A: I collaborate frequently with researchers and professors who are experts in RF characterization. While I perform a significant portion of my work independently, particularly the experimental and simulation aspects, this independence is complemented by regular discussions and feedback sessions with team members to ensure alignment with the broader objectives of the Move2THz project.
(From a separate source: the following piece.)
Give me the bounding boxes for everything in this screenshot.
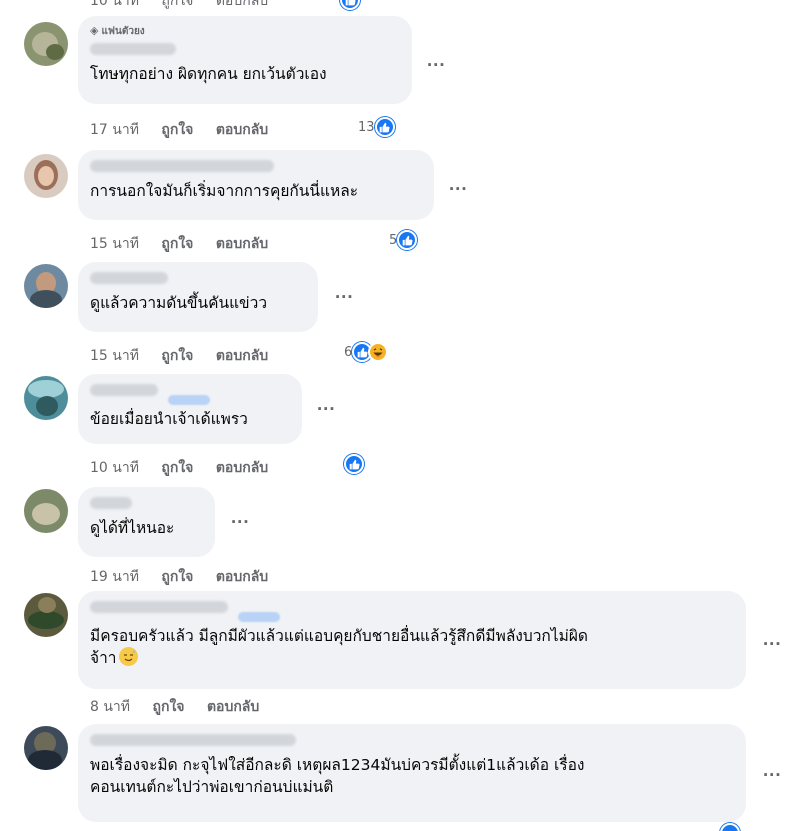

Q: 𝑾𝒉𝒂𝒕 𝒔𝒑𝒆𝒄𝒊𝒇𝒊𝒄 𝒕𝒆𝒄𝒉𝒏𝒊𝒄𝒂𝒍 𝒐𝒓 𝒑𝒓𝒐𝒇𝒆𝒔𝒔𝒊𝒐𝒏𝒂𝒍 𝒔𝒌𝒊𝒍𝒍𝒔 𝒉𝒂𝒗𝒆 𝒚𝒐𝒖 𝒅𝒆𝒗𝒆𝒍𝒐𝒑𝒆𝒅 𝒕𝒉𝒓𝒐𝒖𝒈𝒉 𝒕𝒉𝒊𝒔 𝒋𝒐𝒃?
A: On-wafer RF characterization of active and passive devices, S-parameter measurement, high frequency noise measurement, Passive test structures design and modelling, EM simulation and RF/mmW circuits design.

Q: 𝑾𝒉𝒂𝒕 𝒉𝒂𝒔 𝒃𝒆𝒆𝒏 𝒕𝒉𝒆 𝒃𝒊𝒈𝒈𝒆𝒔𝒕 𝒄𝒉𝒂𝒍𝒍𝒆𝒏𝒈𝒆 𝒊𝒏 𝒚𝒐𝒖𝒓 𝒓𝒐𝒍𝒆 𝒔𝒐 𝒇𝒂𝒓, 𝒂𝒏𝒅 𝒉𝒐𝒘 𝒅𝒊𝒅 𝒚𝒐𝒖 𝒂𝒅𝒅𝒓𝒆𝒔𝒔 𝒊𝒕?
A: One of the challenges I have encountered is the accurate extraction of RF performance parameters (such as fT and fmax) from the measurement datas, particularly at high frequencies. To address this, I optimized the de-embedding techniques used during on-wafer measurements, and refined the design of test structures to minimize parasitic effects (inductances and capacitances). This iterative process ensures more reliable data and models for circuit design.

Q: 𝑺𝒆𝒎𝒊𝒄𝒐𝒏𝒅𝒖𝒄𝒕𝒐𝒓 𝒕𝒆𝒄𝒉𝒏𝒐𝒍𝒐𝒈𝒊𝒆𝒔 𝒆𝒗𝒐𝒍𝒗𝒆 𝒓𝒂𝒑𝒊𝒅𝒍𝒚. 𝑯𝒐𝒘 𝒅𝒐 𝒚𝒐𝒖 𝒔𝒕𝒂𝒚 𝒖𝒑𝒅𝒂𝒕𝒆𝒅 𝒘𝒊𝒕𝒉 𝒏𝒆𝒘 𝒂𝒅𝒗𝒂𝒏𝒄𝒆𝒎𝒆𝒏𝒕𝒔?
A: To stay informed about advancements in semiconductor technologies, I regularly read articles from journals like IEEE, participate in seminars and workshops organized by IMS Laboratory, work on open source projects related to semiconductors technologies, and follows industry leaders’ social medias.

Thank you for your thoughtful responses, Mr. Moussa Cissé. We wish you continued success with your research!